Kassel wrote similarly: “Petitioning for potentially life-long civil commitment is very different than what is envisioned in Section 48: transfer to a therapeutic setting for likely short-term stabilization.” He said the only purpose in authorizing the possibility of long-term mental hospital confinement “is to keep them from seeking relief, which is the clear intent of the governor’s outside budget sections.”
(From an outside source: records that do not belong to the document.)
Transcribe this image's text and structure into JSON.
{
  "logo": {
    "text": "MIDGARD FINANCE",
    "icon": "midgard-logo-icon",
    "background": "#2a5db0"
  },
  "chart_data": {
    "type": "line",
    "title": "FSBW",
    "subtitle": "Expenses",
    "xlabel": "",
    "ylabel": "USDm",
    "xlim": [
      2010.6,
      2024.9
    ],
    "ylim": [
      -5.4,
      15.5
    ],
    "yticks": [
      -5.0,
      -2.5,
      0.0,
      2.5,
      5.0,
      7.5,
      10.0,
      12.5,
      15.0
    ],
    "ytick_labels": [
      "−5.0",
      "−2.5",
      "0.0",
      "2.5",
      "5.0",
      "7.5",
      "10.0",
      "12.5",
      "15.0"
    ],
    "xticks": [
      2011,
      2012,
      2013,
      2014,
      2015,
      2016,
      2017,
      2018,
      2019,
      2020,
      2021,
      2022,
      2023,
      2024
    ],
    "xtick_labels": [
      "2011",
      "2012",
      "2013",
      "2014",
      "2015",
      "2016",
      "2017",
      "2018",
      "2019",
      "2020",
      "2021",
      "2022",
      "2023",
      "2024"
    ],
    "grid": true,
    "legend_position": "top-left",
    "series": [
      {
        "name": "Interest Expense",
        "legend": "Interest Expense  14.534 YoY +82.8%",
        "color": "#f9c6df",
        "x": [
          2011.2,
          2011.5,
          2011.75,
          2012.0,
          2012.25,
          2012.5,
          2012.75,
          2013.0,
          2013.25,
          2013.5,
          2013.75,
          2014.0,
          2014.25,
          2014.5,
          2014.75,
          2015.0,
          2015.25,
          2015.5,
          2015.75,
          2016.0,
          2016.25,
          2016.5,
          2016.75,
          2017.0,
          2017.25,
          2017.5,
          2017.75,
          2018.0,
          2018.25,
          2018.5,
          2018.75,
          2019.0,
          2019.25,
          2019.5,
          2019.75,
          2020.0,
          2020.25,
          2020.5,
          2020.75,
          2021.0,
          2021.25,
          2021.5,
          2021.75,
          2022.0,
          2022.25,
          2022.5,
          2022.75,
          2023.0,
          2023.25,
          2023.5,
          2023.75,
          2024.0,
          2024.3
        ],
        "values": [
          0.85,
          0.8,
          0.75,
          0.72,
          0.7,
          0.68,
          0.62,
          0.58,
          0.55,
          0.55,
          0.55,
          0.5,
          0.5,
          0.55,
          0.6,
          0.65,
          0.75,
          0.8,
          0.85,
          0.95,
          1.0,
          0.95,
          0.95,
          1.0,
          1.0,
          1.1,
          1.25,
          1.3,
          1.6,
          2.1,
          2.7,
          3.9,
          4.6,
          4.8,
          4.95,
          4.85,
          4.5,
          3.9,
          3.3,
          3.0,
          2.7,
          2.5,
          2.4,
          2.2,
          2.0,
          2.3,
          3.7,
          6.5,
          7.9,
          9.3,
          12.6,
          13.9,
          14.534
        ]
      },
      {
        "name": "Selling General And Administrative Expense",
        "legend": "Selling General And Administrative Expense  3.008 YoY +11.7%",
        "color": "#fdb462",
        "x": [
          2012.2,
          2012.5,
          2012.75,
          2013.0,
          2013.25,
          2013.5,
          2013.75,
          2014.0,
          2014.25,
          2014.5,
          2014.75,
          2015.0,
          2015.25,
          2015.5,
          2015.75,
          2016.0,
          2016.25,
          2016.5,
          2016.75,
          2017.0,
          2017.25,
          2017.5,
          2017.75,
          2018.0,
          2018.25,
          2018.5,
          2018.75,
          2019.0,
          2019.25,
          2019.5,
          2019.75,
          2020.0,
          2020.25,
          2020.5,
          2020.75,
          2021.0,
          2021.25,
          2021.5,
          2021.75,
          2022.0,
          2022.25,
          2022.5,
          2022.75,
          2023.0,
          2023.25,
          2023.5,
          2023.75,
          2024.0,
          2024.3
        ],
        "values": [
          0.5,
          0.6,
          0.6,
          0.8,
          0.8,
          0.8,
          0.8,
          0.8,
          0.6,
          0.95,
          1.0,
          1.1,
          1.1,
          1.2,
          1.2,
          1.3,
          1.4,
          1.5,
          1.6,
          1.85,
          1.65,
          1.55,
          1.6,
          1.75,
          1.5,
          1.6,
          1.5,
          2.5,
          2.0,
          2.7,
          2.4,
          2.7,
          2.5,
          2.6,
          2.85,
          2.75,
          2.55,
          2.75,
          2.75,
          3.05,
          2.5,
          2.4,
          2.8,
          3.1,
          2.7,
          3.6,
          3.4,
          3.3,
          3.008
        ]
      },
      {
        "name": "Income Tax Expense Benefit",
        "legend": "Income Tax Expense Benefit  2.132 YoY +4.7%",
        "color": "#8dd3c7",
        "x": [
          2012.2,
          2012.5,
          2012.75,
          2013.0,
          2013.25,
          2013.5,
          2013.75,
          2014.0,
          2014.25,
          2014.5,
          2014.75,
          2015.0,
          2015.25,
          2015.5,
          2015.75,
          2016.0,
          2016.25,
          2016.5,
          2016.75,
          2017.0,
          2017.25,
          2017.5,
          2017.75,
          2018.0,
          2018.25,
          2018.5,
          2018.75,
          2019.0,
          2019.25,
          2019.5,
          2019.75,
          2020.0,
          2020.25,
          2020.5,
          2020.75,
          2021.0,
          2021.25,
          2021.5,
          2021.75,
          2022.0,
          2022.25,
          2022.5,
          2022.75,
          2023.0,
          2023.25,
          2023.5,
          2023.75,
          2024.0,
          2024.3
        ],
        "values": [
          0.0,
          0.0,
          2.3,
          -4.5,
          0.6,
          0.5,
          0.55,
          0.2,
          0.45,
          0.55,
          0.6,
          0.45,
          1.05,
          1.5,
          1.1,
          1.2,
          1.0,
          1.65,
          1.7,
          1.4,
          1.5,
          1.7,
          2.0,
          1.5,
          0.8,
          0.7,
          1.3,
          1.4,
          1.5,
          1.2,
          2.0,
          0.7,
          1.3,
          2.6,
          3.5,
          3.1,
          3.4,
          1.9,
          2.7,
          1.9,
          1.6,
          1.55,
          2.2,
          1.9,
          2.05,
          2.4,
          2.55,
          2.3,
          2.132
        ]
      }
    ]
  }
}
Danna Mauch, president and CEO of the Massachusetts Association for Mental Health, voiced similar concerns in a letter to legislators. She said having Department of Correction physicians or psychologists recommending whether to transfer someone would not provide a fully independent analysis to the court.“It is highly unlikely that such clinicians – particularly those working in smaller facilities ‐‐ will contradict the decisions of a colleague or colleagues who have already decided that mental health watch is a sufficient response to the prisoner’s condition and who have not pursued transfer,” Mauch wrote.
Mauch added that allowing a prison to withhold notification of someone’s rights to a transfer in cases when it is “clinically contraindicated” would “eviscerate the very right that the Act establishes.”